When you re-migrate a group to cloud, we won’t update its existing memberships or the group itself. We only add new users that appeared in the group since the last migration. This can result in permission escalation. For example:

  1. You migrate an Admins group to cloud.

  2. Later, in Server or Data Center, you remove some users from this group, and re-migrate the group.

  3. The changes in memberships won’t be reflected in cloud, because we keep what was already migrated intact. The removed users will still be members of the cloud’s Admins group.

  4. However, if you add new users to the group, we’ll add them to the cloud’s group. That’s because it’s an addition of new memberships, not a modification of existing ones.

You should take that scenario into consideration when doing phased migrations. It might happen that you migrate a project or space thinking it can only be viewed by Admins, but in reality – the cloud’s Admins might have more users than its server counterpart.

Always assume that what was already migrated will stay as-is, without further updates.

Whenever you need to make changes to groups in Server or Data Center, manually make the same changes to their equivalent cloud groups.

How users from your knowledge base are migrated

If you use Confluence as the knowledge base for Jira Service Management (formerly Jira Service Desk), your Jira Service Management users may also be migrated along with your Confluence users. This will happen if you can see your Jira Service Management users in the cwd_user table in Confluence.

Pre-migrating users and groups to reduce downtime

If you migrate your users before your space data, you will save time on migration day. This is because the Migration Assistant will not need to re-migrate those users. This is particularly helpful if you are migrating all of your users. 

Learn how to migrate Confluence users and groups in advance

Test migrations

For a test migration or User Acceptance Testing (UAT), we recommend that your test cloud site isn't part of the production organization. This is to ensure smooth migration of the relevant users and groups. All sites within a single organization would share the same users and groups.

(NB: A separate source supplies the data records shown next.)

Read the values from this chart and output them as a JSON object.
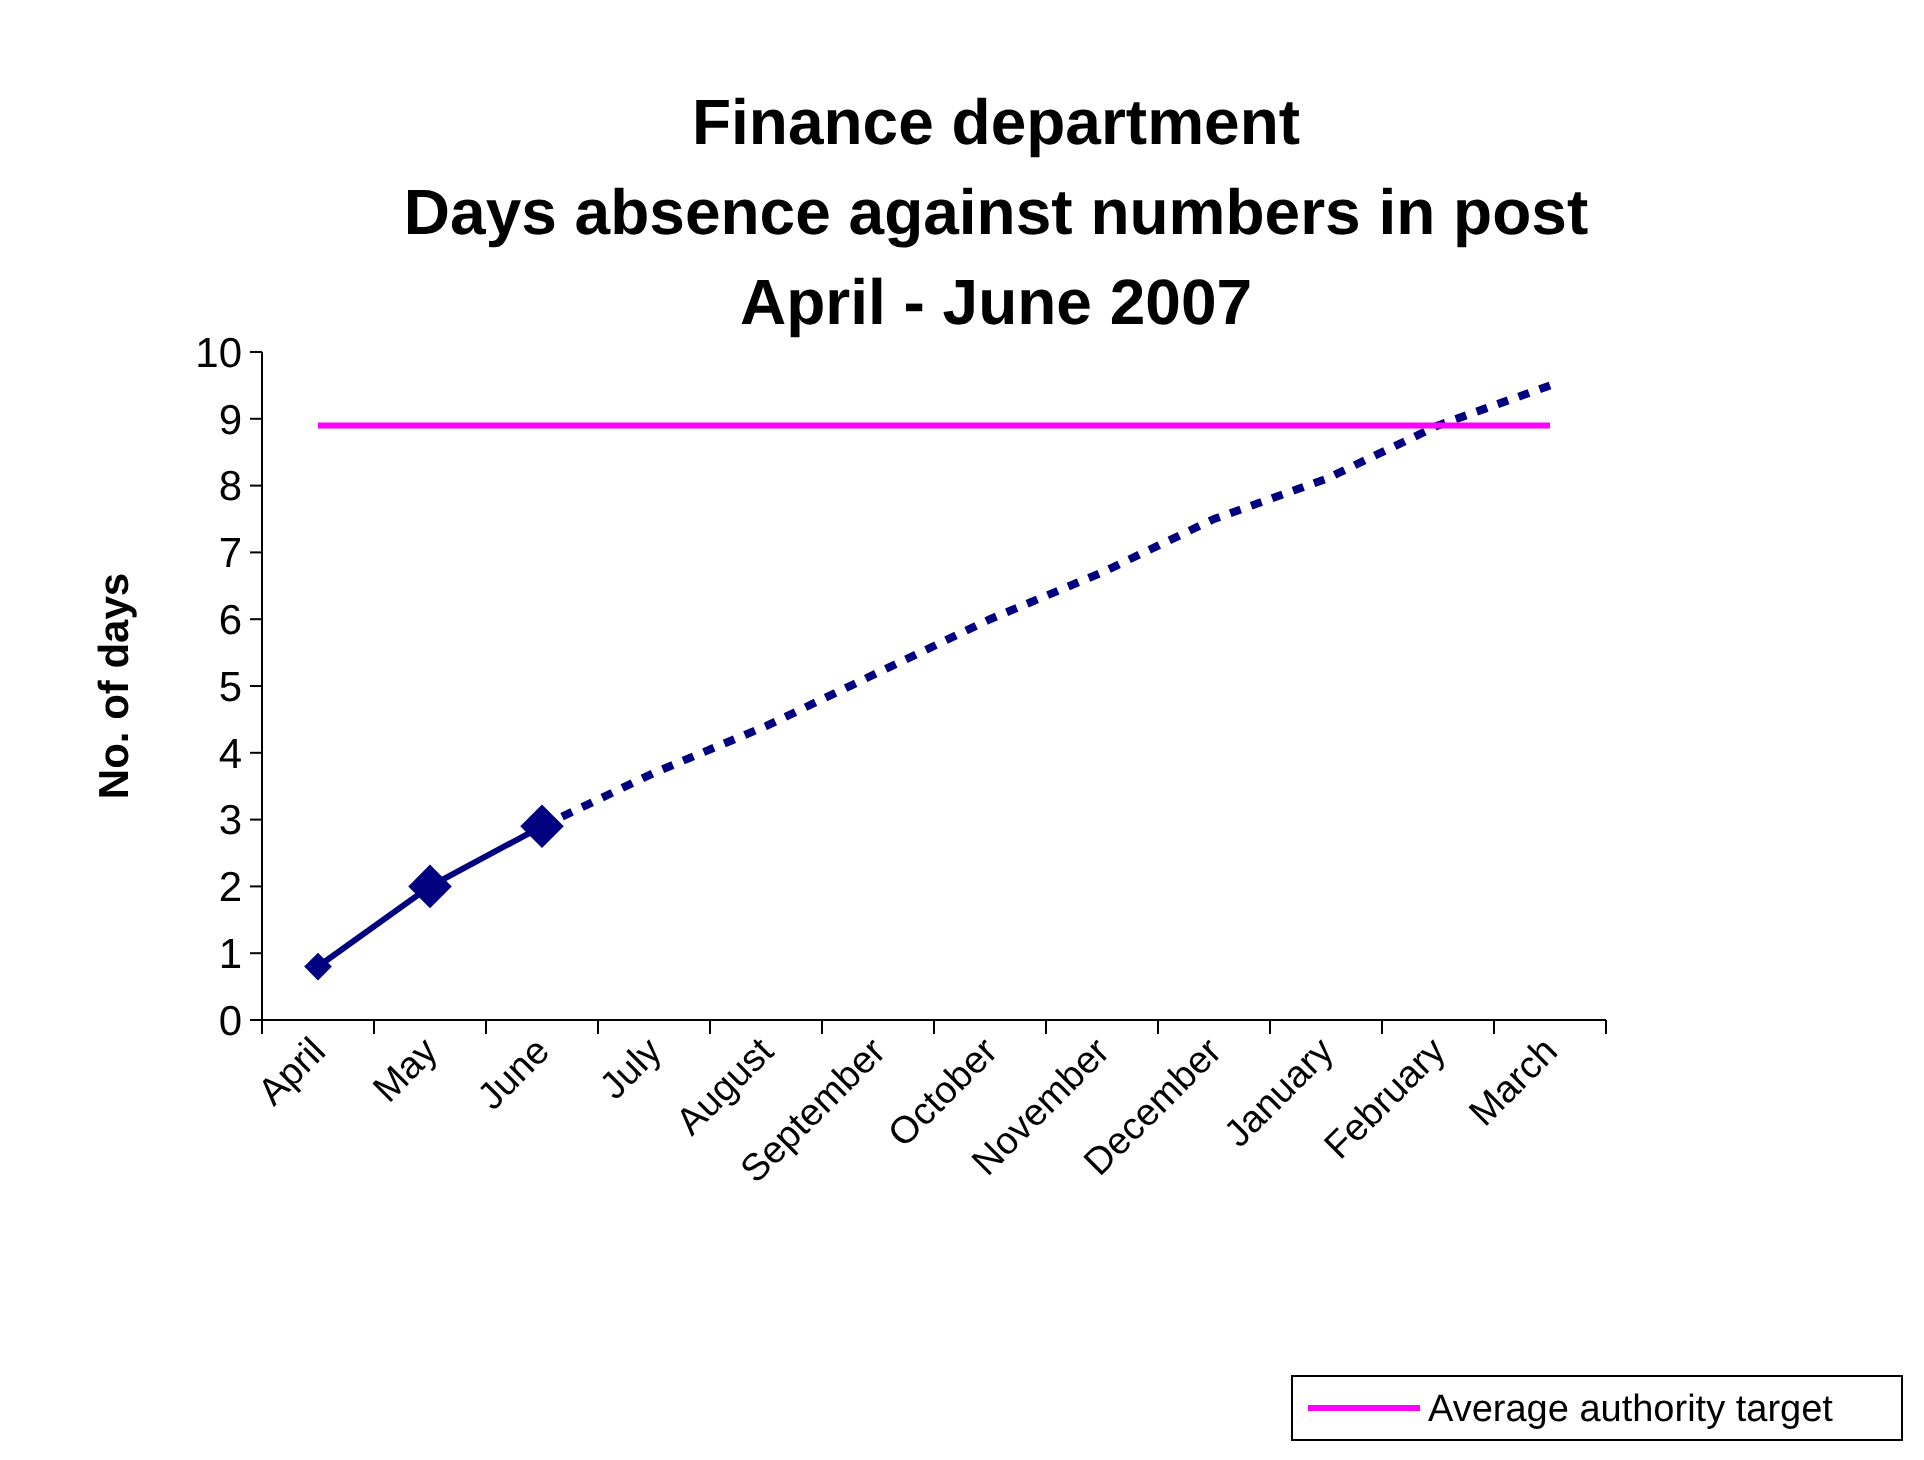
{
  "chart_data": {
    "type": "line",
    "title": "Finance department\nDays absence against numbers in post\nApril - June 2007",
    "ylabel": "No. of days",
    "categories": [
      "April",
      "May",
      "June",
      "July",
      "August",
      "September",
      "October",
      "November",
      "December",
      "January",
      "February",
      "March"
    ],
    "series": [
      {
        "color": "#000080",
        "marker": "diamond",
        "line_style": "solid",
        "values": [
          0.8,
          2.0,
          2.9,
          null,
          null,
          null,
          null,
          null,
          null,
          null,
          null,
          null
        ]
      },
      {
        "color": "#000080",
        "marker": "none",
        "line_style": "dotted",
        "values": [
          null,
          null,
          2.9,
          3.7,
          4.4,
          5.2,
          6.0,
          6.7,
          7.5,
          8.1,
          8.9,
          9.5
        ]
      },
      {
        "name": "Average authority target",
        "color": "#ff00ff",
        "marker": "none",
        "line_style": "solid",
        "values": [
          8.9,
          8.9,
          8.9,
          8.9,
          8.9,
          8.9,
          8.9,
          8.9,
          8.9,
          8.9,
          8.9,
          8.9
        ]
      }
    ],
    "ylim": [
      0,
      10
    ],
    "yticks": [
      0,
      1,
      2,
      3,
      4,
      5,
      6,
      7,
      8,
      9,
      10
    ],
    "grid": false,
    "legend": "bottom right"
  }
}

Deleted or inactive users and directories

Any deleted users or users in inactive directories that are referenced in your Confluence data will appear as Former user after migration. If you need to migrate the references to these users, reactivate them (or the directory) before migrating.

Users with disabled status in your server instance will be migrated as active but without any product access or group membership. This means they will not be counted as active Confluence users for billing purposes. Learn how users are managed in cloud

Permissions, groups, and product access

When you migrate users, they’ll be added to their groups when they get to cloud. The first time you migrate, you will need to review and approve group permissions. When you approve group permissions any active users in your cloud site will be added to your bill.

Global settings and global site permissions are not migrated with this tool. You’ll need to set these manually before or after migration.

Learn how user groups and permissions are migrated

Email notifications

We won’t send an invitation to your users even if you choose to give your users access during the migration. To invite your users you can choose to send an invitation from the Administration space after you have migrated, or send a link for them to log in themselves.

Billing changes in Cloud

Confluence Cloud is subscription-based and billed on a per-user basis. If you plan to migrate your users, make sure you check the licensing options or calculate the cost with our pricing calculator. By default, Cloud subscriptions are billed on a monthly basis however you can choose annual billing if you prefer. 

Third-party identity providers

If you're intending to use an external identity provider in cloud, make sure you've read the guidance on migrating users and groups. Learn more about user migration strategies

We recommend synchronizing your identity provider with Confluence before migrating. This is to make sure that your users and groups are up to date before you transfer any data.